San Antonio Express-News (Sunday)
Nonprofit houses S.A.’s most vulnerable
Most housing developers would balk at the idea of building on land that lacks utilities or may be contaminated, rehabbing homes they can’t resell at a high price and cobbling together enough parcels from different owners to do projects. But the nonprofit San Antonio Alternative Housing Corp. sees opportunities in such challenges.
“We don’t shy away from something … because the important thing is to provide affordable housing,” said John Shaver, a former banker who’s now the housing corporation’s director of real estate development. “We’ve always taken on the more difficult projects.”
For 30 years, the nonprofit has quietly worked to provide rental and ownership housing, as well as support services, to lowincome families in Bexar and Travis counties. It has renovated or built thousands of single-family homes and apartments, primarily for families earning up to 60% of the area median income. Its current portfolio encompasses 786 units.
The leaders of Inner City Development, a nonprofit that offers activities for children and emergency food clothing, created the housing corporation as a standalone entity in 1993 on the organization’s 25th anniversary.
For years, the housing organization offered a program for first-time buyers struggling to afford homes.
It loaned funds at low interest rates to help cover down payments, fees and closing costs for homes often priced from $85,000 to $110,000. Buyers received homeownership counseling.
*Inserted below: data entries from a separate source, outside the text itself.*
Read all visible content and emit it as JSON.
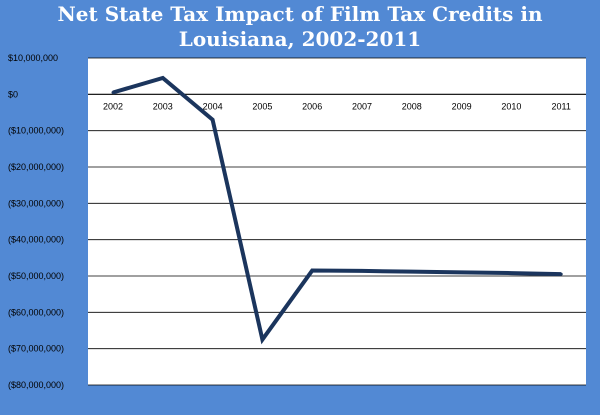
{
  "chart_data": {
    "type": "line",
    "title_line1": "Net State Tax Impact of Film Tax Credits in",
    "title_line2": "Louisiana, 2002-2011",
    "xlabel": "",
    "ylabel": "",
    "x": [
      "2002",
      "2003",
      "2004",
      "2005",
      "2006",
      "2007",
      "2008",
      "2009",
      "2010",
      "2011"
    ],
    "series": [
      {
        "values": [
          500000,
          4500000,
          -7000000,
          -67500000,
          -48500000,
          -48600000,
          -48800000,
          -49000000,
          -49200000,
          -49500000
        ]
      }
    ],
    "ylim": [
      -80000000,
      10000000
    ],
    "ytick_values": [
      10000000,
      0,
      -10000000,
      -20000000,
      -30000000,
      -40000000,
      -50000000,
      -60000000,
      -70000000,
      -80000000
    ],
    "ytick_labels": [
      "$10,000,000",
      "$0",
      "($10,000,000)",
      "($20,000,000)",
      "($30,000,000)",
      "($40,000,000)",
      "($50,000,000)",
      "($60,000,000)",
      "($70,000,000)",
      "($80,000,000)"
    ],
    "grid": true,
    "legend": "none",
    "colors": {
      "background": "#5289d4",
      "plot_area": "#ffffff",
      "line": "#1b355d",
      "gridline": "#000000",
      "title": "#ffffff"
    }
  }
}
But it ended that program because the costs of buying, rehabilitating and reselling homes at affordable prices were becoming too high without getting more subsidies, said Rod Radle, who chairs the housing corporation’s board and has served as
executive director in the past.
The nonprofit shifted its focus to rental housing, renovating and leasing out existing homes and complexes,
and building apartments.
Its board also decided to focus primarily on the near West Side, an area long plagued by poverty
and where its office is located. A surge of development downtown has pushed up home prices and rents in neighborhoods ringing the urban
core, where investors are buying and flipping more homes.